Tecnologia brasileira perderá espaço na
exploração do pré-sal
João Villaverde
O Estado de S. Paulo - 13/10/2013
Nos discursos
oficiais, a exploração e produção de petróleo e gás no campo de Libra, no pré-sal,
vai propagar uma nova onda de desenvolvimento da indústria nacional de ponta.
Porém, a Petrobrás trabalhará com critérios menos rígidos de conteúdo
sofisticado "made in Brazil".
Para evitar um recuo
político na estratégia de desenvolvimento das cadeias produtivas brasileiras,
por meio da política de conteúdo local mínimo, o governo mudou a composição dos
contratos que serão celebrados entre a União e os consórcios vencedores do
leilão previsto para o dia 21.
Itens com alto valor
tecnológico agregado perderam força, enquanto a obrigatoriedade mínima de
requisitos mais simples para a operação no pré-sal foram elevados. Ao final
dessa "contabilidade criativa", o governo conseguiu manter no
primeiro contrato de partilha do petróleo (que será firmado após o leilão de
Libra) os mesmos 37% de conteúdo local mínimo na fase de exploração e de 55% na
etapa de produção verificados nos contratos em vigor, feitos sob o regime de
concessão.
Para isso, a exigência
de "engenharia básica" nacional, que nos contratos antigos era de
50%, no pré-sal saltará a 90%. Por outro lado, o uso de "sistema de
controle submarino" nacional na etapa de coleta da produção, altamente
sofisticado, caiu de 50%, nos contratos antigos, para 20% no pré-sal
Ao analisar os dados
reunidos pelo Estado, Adriano Pires, especialista no setor de petróleo e
diretor do Centro Brasileiro de Infraestrutura (CBIE), disse que a mudança na
composição das planilhas demonstra um esforço do governo para não abrir mão da
política de incentivar o conteúdo nacional. "O governo se esforçou para
manter os números idênticos na exigência de conteúdo brasileiro, mas afrouxou
nos detalhes." De acordo com Pires, a decisão faz sentido para a
Petrobrás, que será a operadora única do bloco de Libra. "Ela precisa
explorar e produzir, e sem a obrigação de fazer com produto nacional, ela fica
menos refém de atrasos na entrega ou de itens mais caros", disse Pires.

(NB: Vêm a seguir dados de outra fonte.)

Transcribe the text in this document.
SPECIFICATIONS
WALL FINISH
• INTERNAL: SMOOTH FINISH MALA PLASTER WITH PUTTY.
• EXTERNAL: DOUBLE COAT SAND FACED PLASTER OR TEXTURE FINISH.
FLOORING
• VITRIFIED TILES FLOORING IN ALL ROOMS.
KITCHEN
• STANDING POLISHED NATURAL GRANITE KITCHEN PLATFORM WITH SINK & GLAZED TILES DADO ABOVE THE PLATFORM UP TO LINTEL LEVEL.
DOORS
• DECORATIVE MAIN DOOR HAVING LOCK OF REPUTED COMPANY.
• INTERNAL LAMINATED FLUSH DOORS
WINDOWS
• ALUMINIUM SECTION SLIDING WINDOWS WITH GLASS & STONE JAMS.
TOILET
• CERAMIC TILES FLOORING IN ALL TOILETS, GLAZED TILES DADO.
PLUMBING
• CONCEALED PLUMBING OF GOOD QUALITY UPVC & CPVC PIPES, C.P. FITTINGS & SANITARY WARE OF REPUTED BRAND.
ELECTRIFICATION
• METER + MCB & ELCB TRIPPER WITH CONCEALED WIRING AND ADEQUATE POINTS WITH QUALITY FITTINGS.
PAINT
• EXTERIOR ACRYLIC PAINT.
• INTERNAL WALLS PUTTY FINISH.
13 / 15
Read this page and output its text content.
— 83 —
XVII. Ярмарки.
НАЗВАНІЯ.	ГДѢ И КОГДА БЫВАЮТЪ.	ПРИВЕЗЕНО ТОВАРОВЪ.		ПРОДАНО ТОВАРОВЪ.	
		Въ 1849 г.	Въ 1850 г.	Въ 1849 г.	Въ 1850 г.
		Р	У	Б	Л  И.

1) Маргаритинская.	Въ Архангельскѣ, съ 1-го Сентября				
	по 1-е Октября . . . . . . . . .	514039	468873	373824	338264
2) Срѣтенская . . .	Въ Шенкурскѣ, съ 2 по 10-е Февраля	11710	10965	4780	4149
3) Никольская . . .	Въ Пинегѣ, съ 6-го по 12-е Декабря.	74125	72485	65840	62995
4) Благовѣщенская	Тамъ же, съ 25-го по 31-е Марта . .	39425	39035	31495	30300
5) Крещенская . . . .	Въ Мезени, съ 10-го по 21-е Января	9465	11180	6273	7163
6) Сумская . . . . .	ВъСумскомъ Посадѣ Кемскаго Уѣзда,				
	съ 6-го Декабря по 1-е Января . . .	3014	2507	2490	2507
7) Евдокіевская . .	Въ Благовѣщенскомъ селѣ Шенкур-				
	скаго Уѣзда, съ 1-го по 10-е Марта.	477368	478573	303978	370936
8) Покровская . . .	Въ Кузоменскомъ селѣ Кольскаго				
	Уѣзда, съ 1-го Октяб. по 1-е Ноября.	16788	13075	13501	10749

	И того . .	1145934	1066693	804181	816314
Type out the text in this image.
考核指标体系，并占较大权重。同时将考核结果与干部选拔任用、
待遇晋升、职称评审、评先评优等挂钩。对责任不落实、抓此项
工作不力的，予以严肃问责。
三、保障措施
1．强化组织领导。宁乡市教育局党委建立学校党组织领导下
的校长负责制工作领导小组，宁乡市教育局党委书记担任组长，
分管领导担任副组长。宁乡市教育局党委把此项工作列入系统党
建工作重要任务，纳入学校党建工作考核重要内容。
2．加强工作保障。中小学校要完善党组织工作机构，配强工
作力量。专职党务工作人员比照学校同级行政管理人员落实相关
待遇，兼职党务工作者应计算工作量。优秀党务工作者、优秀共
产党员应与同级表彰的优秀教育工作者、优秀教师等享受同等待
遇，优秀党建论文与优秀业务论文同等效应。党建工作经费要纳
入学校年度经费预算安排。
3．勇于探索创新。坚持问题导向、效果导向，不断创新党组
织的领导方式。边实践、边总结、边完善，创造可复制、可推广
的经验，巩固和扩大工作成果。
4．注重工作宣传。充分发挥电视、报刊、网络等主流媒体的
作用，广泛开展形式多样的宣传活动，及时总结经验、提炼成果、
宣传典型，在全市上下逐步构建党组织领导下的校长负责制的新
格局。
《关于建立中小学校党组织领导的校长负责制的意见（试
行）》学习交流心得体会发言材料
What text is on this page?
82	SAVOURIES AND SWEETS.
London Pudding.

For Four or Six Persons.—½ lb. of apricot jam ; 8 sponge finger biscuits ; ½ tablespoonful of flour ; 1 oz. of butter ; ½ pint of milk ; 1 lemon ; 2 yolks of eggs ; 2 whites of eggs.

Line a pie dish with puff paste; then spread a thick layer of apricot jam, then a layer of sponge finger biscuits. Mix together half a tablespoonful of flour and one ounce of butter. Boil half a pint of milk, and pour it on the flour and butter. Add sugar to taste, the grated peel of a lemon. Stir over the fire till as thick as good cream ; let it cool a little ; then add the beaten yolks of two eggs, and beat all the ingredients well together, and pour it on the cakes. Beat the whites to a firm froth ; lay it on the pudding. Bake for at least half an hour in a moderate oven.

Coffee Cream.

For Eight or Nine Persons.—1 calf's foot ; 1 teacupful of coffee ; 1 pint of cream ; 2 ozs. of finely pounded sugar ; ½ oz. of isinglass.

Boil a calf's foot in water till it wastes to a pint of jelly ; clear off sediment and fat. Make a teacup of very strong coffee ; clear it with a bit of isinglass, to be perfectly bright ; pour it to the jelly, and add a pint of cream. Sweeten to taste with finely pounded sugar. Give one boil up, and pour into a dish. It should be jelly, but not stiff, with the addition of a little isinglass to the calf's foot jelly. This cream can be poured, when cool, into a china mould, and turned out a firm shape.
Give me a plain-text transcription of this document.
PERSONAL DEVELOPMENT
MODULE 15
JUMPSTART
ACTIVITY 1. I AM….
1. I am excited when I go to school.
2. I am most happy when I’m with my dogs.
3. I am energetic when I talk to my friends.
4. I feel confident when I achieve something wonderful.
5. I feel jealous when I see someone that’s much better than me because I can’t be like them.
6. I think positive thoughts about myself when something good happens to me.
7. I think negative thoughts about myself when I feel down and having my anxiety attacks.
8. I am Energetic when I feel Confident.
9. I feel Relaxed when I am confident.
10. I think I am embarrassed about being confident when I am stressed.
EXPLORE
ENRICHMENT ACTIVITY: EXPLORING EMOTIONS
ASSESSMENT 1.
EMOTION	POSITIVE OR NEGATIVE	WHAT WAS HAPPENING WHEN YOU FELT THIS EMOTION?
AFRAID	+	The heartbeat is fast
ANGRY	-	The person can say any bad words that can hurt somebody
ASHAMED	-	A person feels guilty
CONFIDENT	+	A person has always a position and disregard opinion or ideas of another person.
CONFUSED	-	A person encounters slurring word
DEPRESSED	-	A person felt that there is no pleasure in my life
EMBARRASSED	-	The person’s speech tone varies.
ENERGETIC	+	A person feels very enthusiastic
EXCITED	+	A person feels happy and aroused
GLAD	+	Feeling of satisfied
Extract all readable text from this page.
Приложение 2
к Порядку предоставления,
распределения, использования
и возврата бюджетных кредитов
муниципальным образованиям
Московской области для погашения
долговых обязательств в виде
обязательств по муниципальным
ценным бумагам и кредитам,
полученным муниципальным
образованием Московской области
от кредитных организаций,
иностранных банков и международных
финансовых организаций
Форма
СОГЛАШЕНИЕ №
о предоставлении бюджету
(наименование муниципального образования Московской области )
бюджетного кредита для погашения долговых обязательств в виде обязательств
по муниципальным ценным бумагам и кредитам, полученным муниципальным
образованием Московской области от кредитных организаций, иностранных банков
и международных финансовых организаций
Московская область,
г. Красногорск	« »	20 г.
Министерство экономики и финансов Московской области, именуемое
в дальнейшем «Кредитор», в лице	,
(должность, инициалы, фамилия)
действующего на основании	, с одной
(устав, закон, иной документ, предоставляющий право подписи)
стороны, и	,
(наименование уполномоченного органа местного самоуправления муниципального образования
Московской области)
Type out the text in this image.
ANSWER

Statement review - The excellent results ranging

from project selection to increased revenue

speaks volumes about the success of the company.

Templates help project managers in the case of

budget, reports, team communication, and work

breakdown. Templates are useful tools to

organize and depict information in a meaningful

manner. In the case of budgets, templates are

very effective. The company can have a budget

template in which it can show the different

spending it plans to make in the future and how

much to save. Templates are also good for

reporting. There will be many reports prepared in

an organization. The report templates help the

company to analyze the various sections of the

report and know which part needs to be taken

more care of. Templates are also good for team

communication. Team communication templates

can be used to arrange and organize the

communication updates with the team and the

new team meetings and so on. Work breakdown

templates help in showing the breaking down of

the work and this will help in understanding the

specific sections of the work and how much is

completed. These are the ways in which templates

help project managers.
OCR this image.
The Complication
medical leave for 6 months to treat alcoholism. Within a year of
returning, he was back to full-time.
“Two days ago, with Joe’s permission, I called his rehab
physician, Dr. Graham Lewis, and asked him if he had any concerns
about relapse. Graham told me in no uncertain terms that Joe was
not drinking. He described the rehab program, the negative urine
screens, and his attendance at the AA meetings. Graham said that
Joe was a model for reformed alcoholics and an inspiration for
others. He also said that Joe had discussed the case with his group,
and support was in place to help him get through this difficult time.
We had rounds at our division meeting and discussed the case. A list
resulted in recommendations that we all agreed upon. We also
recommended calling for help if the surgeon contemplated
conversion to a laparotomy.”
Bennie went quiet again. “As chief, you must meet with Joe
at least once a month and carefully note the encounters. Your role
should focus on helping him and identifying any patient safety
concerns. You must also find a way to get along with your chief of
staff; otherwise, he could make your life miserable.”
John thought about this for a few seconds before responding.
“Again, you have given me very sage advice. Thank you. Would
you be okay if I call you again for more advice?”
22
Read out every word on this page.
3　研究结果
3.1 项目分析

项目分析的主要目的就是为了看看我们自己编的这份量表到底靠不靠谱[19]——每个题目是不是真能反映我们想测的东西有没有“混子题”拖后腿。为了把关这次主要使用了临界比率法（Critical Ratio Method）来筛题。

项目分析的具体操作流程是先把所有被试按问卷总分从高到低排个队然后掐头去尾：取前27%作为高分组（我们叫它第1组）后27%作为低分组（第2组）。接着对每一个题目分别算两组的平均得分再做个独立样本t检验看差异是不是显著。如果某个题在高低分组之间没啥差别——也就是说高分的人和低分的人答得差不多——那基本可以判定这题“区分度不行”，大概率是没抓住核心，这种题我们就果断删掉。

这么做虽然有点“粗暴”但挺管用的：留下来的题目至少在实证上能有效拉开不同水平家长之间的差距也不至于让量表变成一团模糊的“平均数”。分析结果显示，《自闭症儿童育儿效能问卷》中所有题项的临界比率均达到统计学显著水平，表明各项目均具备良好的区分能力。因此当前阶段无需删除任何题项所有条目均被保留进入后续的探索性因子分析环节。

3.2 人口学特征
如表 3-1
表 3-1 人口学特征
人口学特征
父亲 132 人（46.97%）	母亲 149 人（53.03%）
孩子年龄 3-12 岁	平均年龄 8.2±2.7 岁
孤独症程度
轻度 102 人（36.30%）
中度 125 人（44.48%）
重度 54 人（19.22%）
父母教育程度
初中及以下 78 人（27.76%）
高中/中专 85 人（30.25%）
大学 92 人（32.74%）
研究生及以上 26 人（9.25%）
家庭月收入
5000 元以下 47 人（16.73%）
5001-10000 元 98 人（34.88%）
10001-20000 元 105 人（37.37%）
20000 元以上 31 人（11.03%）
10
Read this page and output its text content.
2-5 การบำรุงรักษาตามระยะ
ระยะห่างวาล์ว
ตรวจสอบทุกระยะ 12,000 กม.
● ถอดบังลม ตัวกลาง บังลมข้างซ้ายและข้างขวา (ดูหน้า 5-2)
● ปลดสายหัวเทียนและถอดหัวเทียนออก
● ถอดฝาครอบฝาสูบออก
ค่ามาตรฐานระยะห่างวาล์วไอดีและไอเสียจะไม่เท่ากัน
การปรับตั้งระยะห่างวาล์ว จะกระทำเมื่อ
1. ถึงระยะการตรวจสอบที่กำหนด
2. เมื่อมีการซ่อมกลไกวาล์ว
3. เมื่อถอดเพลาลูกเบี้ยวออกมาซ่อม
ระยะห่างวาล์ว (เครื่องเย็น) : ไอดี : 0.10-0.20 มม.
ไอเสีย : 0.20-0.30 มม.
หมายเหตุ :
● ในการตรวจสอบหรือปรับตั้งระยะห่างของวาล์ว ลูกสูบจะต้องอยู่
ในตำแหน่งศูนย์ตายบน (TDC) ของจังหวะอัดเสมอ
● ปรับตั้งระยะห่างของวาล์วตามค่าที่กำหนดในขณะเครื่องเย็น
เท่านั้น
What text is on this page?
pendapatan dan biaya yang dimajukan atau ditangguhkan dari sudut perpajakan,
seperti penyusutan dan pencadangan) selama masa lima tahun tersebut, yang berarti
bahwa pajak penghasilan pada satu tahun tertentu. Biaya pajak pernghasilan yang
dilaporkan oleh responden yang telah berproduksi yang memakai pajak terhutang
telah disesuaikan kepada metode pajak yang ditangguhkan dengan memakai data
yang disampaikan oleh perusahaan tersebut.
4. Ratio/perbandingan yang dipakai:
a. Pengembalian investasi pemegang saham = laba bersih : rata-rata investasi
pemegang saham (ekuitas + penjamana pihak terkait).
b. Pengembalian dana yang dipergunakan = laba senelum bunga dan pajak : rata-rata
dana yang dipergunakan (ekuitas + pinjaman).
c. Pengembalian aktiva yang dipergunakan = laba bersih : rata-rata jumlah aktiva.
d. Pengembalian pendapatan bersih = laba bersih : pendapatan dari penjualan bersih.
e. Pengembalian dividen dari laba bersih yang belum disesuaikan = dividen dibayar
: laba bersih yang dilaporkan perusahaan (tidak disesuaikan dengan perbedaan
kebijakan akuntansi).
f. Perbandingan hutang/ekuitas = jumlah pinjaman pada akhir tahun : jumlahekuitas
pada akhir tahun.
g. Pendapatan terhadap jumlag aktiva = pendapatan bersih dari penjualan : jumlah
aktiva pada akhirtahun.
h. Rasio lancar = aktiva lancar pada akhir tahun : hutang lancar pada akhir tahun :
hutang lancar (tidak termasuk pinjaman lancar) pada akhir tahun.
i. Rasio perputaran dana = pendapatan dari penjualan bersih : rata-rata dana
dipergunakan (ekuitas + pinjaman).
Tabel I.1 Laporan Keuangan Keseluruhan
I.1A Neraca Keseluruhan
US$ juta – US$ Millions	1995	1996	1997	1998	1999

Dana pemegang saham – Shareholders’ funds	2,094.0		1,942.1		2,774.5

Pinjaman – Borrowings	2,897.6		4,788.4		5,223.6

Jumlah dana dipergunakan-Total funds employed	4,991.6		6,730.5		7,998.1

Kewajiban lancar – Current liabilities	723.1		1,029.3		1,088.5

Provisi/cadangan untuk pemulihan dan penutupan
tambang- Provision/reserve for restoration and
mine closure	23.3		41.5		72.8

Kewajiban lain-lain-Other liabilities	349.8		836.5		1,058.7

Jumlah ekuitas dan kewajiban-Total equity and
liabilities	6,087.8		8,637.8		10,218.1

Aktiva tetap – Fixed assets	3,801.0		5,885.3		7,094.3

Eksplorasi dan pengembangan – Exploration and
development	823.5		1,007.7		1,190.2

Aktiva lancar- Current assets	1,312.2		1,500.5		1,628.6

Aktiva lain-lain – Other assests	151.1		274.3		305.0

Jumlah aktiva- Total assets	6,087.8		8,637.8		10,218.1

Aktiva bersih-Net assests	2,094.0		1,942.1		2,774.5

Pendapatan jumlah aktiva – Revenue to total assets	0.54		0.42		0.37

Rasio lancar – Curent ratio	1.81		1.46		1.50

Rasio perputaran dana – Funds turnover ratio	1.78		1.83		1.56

"A política de conteúdo nacional, inaugurada pelo Lula em 2003, é
importante. Mas o governo sempre confundiu conteúdo nacional com reserva de
mercado."
Mantra. Quando
deu posse a Graça Foster na presidência da Petrobrás, em fevereiro de 2012,
Dilma Rousseff entoou o mantra de se aproveitar grandes contratos para agregar
valor à indústria nacional.
"A decisão do
presidente Lula de que as compras de navios, plataformas, sondas e equipamentos
pela Petrobrás deveriam ser orientadas por um percentual produzido no nosso
mercado interno, gerando empregos e conhecimentos no Brasil, ajudando a
consolidar setores produtivos, mostra que essa estratégia é vencedora. As
compras da Petrobrás preferencialmente no Brasil são, sem dúvida nenhuma,
vantajosas para a empresa e para o País, e traduzem à perfeição o conceito que
defendemos de uma participação das atividades da Petrobrás como indutora do
desenvolvimento de setores industriais no Brasil", disse, na ocasião.
Para Luiz Pinguelli
Rosa, professor da UFRJ e ex-presidente da Eletrobrás, que também trabalhou com
política de absorção de tecnologia para o parque industrial local, a mudança na
composição dos compromissos de conteúdo nacional é "evidente", e pode
ser resultado de um esforço do governo e da Petrobrás para "compatibilizar
as exigências normais com o quadro específico do pré-sal, onde há uma
tecnologia mais complexa envolvida na operação".
De acordo com Pinguelli,
a maior abertura para participação estrangeira no fornecimento à
Petrobrás não é algo necessariamente ruim. "Falamos de exigência mínima,
ou seja, se a cadeia produtiva brasileira for capaz de entregar,- o porcentual
será maior. Além disso, a elevação para 90% de engenharia básica brasileira é
ótima, porque sinaliza que a concepção geral da operação será feita no
País."
Uma fonte graduada do
governo afirmou ao Estado que os patamares de conteúdo local para a operação do
pré-sal foram definidos após 27 reuniões em Brasília entre a Petrobrás, que
elencou a necessidade de equipamentos e serviços que serão usados, e a cadeia
de fornecedores, que levantou a capacidade de produção total.
"O que está no contrato é
consenso entre as partes envolvidas. Quem vai comprar e quem vai vender concorda
com esses números", disse a fonte do governo.